Generally speaking, community development is work done by professionals and laypeople to strengthen and improve communities. That’s a wide-open definition, and my guess is that even within TEAM there are more specific and varying definitions. Community development may look like an after-school tutoring program in an African town, an activism campaign in Latin America to improve a neglected city street, or a program in inner-city Chicago to connect immigrant families with appropriate social services. It has as many expressions as there are groups and individuals working toward creative solutions to a community’s problems.
There are some key ingredients, however, that set community development apart from other forms of development. A few of them are:
1) Good community development takes a long view. Since a community’s most pressing challenges are usually deep-rooted, they can’t be resolved overnight. Community development recognizes this and is structured to be sustained over the long term. It focuses on transforming individuals and systems, rather than seeking quick or superficial fixes.
2) Community development is community driven. Though “outsiders” participate in community development, it is with the goal of guiding individuals within the community itself to identify solutions and take ownership of them. Community development focuses on empowering local leaders, rather than imposing foreign solutions.
3) Community development is holistic. It does not settle for simplistic solutions to complex problems, or fall for one-size-fits-all approaches.
Most community development, especially within the Christian community, is incarnational.

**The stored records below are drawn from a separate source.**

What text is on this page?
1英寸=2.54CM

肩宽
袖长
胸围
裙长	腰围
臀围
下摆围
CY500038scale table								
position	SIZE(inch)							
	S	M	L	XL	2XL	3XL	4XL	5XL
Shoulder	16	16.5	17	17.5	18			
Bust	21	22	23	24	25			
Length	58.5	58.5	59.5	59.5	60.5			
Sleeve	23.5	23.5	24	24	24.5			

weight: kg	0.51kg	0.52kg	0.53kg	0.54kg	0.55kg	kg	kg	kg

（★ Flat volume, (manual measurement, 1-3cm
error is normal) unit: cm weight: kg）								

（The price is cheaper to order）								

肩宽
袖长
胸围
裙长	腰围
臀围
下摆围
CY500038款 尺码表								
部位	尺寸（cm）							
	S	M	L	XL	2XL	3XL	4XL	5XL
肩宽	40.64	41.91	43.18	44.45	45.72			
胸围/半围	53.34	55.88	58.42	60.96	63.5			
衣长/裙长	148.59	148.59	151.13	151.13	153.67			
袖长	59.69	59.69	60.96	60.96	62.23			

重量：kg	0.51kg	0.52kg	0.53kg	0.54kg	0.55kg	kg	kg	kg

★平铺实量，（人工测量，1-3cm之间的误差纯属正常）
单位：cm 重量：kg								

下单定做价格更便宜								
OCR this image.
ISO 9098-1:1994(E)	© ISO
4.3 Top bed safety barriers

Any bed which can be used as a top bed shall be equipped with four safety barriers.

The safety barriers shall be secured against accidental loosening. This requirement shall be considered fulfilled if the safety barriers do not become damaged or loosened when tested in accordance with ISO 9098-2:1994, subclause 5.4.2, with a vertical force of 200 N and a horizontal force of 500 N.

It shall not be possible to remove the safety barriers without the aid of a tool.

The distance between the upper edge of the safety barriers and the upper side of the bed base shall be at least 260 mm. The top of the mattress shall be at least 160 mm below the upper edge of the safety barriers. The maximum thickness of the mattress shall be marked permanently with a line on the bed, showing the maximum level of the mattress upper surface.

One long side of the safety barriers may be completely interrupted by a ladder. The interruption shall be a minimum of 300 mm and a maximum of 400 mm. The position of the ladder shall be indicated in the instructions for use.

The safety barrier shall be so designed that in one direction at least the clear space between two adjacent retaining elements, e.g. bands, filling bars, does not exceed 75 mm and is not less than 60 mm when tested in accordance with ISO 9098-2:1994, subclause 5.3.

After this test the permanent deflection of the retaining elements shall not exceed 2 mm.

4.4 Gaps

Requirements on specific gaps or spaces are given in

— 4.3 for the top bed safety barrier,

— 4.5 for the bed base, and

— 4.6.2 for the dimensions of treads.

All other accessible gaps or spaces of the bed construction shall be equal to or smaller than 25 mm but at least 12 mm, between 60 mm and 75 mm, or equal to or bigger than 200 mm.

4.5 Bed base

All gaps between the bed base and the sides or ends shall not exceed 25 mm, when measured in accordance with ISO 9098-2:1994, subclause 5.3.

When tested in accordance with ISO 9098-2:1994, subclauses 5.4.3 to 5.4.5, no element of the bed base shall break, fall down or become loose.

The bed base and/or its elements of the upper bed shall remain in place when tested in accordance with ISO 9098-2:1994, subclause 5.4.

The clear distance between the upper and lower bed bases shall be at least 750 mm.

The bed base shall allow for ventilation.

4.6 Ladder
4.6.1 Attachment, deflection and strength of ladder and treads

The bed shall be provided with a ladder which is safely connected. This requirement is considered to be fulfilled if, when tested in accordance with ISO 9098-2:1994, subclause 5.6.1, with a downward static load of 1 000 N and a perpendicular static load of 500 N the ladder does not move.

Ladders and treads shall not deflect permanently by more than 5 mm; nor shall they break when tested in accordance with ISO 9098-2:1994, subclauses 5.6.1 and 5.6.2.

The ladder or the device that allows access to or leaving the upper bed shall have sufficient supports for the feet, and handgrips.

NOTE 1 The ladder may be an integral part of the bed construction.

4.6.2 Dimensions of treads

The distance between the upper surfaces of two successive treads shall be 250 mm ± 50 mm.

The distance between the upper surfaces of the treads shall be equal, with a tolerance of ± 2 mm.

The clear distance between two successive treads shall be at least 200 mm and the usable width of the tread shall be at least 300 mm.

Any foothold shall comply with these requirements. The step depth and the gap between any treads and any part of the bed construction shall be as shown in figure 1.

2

To truly understand a community and build the type of relationships essential for community transformation, there is just no substitute for dwelling long-term among that community. This is the heart of the philosophy of the Christian Community Development Association (CCDA), a leader in church-based community development.
In fact, because good community development is incarnational, the church is uniquely and simply the best vehicle for it. The CCDA puts it best on its website: “It is practically impossible to do effective holistic ministry apart from the local church. A nurturing community of faith can best provide the thrusts of evangelism, discipleship, spiritual accountability, and relationships by which disciples grow in their walk with God.”
There are other fields of international (and domestic) development work that TEAM does not dabble in — large-scale economic development, national policy, and sweeping microfinance projects, to name a few. These are vital parts of the big-picture strategy for fighting poverty and injustice, for sure, but most missions agencies simply aren’t structured for such activities.
As a global community of missionaries focused on church planting, what TEAM does best is grow Christ-centered communities of faith that transform their worlds with the gospel. And that is about as good a framework as there is for effective international community development.